Der Mann, mit dem ich versehentlich geschlafen hatte – dieser männliche Escort, den ich bezahlt hatte –, betrat gerade den Eingang. Was machte er hier? Hatte er eine Kundin drinnen?
Dann kam mir eine kühne Idee. Wenn er hier war, um eine Rolle zu spielen … und gerade jetzt brauchte ich seine Mitarbeit!
Sein Blick huschte an mir vorbei – dann blieb er stehen. Kehrte zurück. Fokussierte sich.
Erkenntnis huschte über sein Gesicht. Dann etwas anderes. Belustigung? Überraschung?
Ich wartete nicht ab, um es herauszufinden. Ich ergriff meine Chance.

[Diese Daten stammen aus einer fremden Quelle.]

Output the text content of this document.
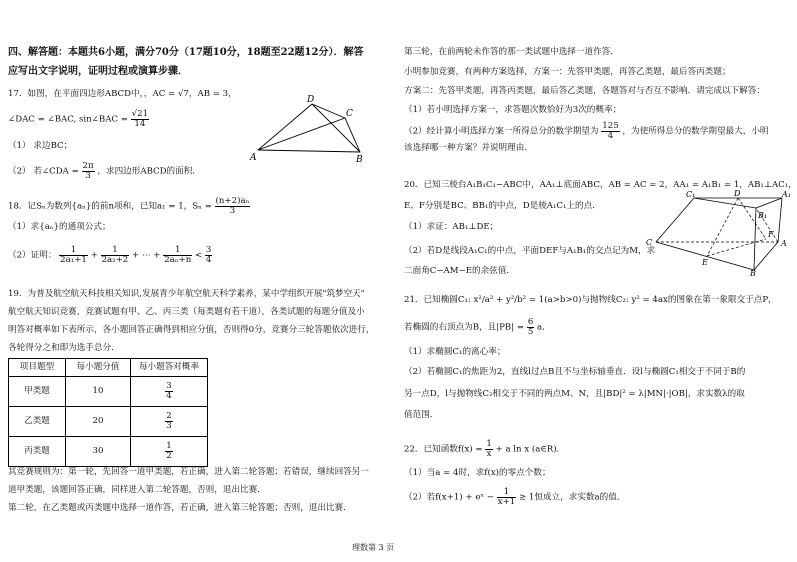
四、解答题：本题共6小题，满分70分（17题10分，18题至22题12分）．解答
应写出文字说明，证明过程或演算步骤．
17．如图，在平面四边形ABCD中，，AC = √7，AB = 3，
∠DAC = ∠BAC, sin∠BAC = $\frac{√21}{14}$
（1） 求边BC；
（2） 若∠CDA = $\frac{2\pi}{3}$ ，求四边形ABCD的面积．
D
C
A	B
18．记Sₙ为数列{aₙ}的前n项和，已知a₁ = 1，$S_n = \frac{\text{(n+2)aₙ}}{3}$
（1）求{aₙ}的通项公式；
（2）证明： $\frac{1}{\text{2a₁+1}} + \frac{1}{\text{2a₂+2}}$ + ⋯ + $\frac{1}{\text{2aₙ+n}} < \frac{3}{4}$
19．为普及航空航天科技相关知识,发展青少年航空航天科学素养，某中学组织开展"筑梦空天"
航空航天知识竞赛，竞赛试题有甲、乙、丙三类（每类题有若干道），各类试题的每题分值及小
明答对概率如下表所示，各小题回答正确得到相应分值，否则得0分，竞赛分三轮答题依次进行，
各轮得分之和即为选手总分．
项目题型	每小题分值	每小题答对概率
甲类题	10	$\frac{3}{4}$

乙类题	20	$\frac{2}{3}$

丙类题	30	$\frac{1}{2}$
其竞赛规则为：第一轮，先回答一道甲类题，若正确，进入第二轮答题；若错误，继续回答另一
道甲类题，该题回答正确，同样进入第二轮答题，否则，退出比赛．
第二轮，在乙类题或丙类题中选择一道作答，若正确，进入第三轮答题；否则，退出比赛．
第三轮，在前两轮未作答的那一类试题中选择一道作答．
小明参加竞赛，有两种方案选择，方案一：先答甲类题，再答乙类题，最后答丙类题；
方案二：先答甲类题，再答丙类题，最后答乙类题，各题答对与否互不影响．请完成以下解答：
（1）若小明选择方案一，求答题次数恰好为3次的概率；
（2）经计算小明选择方案一所得总分的数学期望为 $\frac{125}{4}$ ，为使所得总分的数学期望最大，小明
该选择哪一种方案？并说明理由．
20．已知三棱台A₁B₁C₁−ABC中，AA₁⊥底面ABC，AB = AC = 2，AA₁ = A₁B₁ = 1，AB₁⊥AC₁，
E、F分别是BC、BB₁的中点，D是棱A₁C₁上的点．
（1）求证：AB₁⊥DE；
（2）若D是线段A₁C₁的中点，平面DEF与A₁B₁的交点记为M，求
二面角C−AM−E的余弦值．
C₁	D	A₁
B₁
C
F
A
E
B
21．已知椭圆C₁: x²/a² + y²/b² = 1(a>b>0)与抛物线C₂: y² = 4ax的图象在第一象限交于点P，
若椭圆的右顶点为B，且$|PB| = \frac{6}{5}$ a．
（1）求椭圆C₁的离心率；
（2）若椭圆C₁的焦距为2，直线l过点B且不与坐标轴垂直．设l与椭圆C₁相交于不同于B的
另一点D，l与抛物线C₂相交于不同的两点M、N，且|BD|² = λ|MN|·|OB|，求实数λ的取
值范围．
22．已知函数$f(x) = \frac{1}{x} + a$ ln x (a∈R)．
（1）当a = 4时，求f(x)的零点个数；
（2）若f(x+1) + eˣ − $\frac{1}{x+1} \ge 1$恒成立，求实数a的值．
理数第 3 页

„Ach du liebe Zeit!“, rief ich und trat vor, bevor die Sicherheitsleute mich aufhalten konnten. „Da bist du ja. Entschuldige, dass ich zu spät bin.“
Der Wachmann wollte mich aufhalten, doch der Mann von gestern Abend hob leicht eine Hand. Eine subtile Geste, die alle erstarren ließ.
Sein Blick heftete sich auf meinen. Eine Augenbraue hob sich, eine stille Frage lag in seinem Gesichtsausdruck.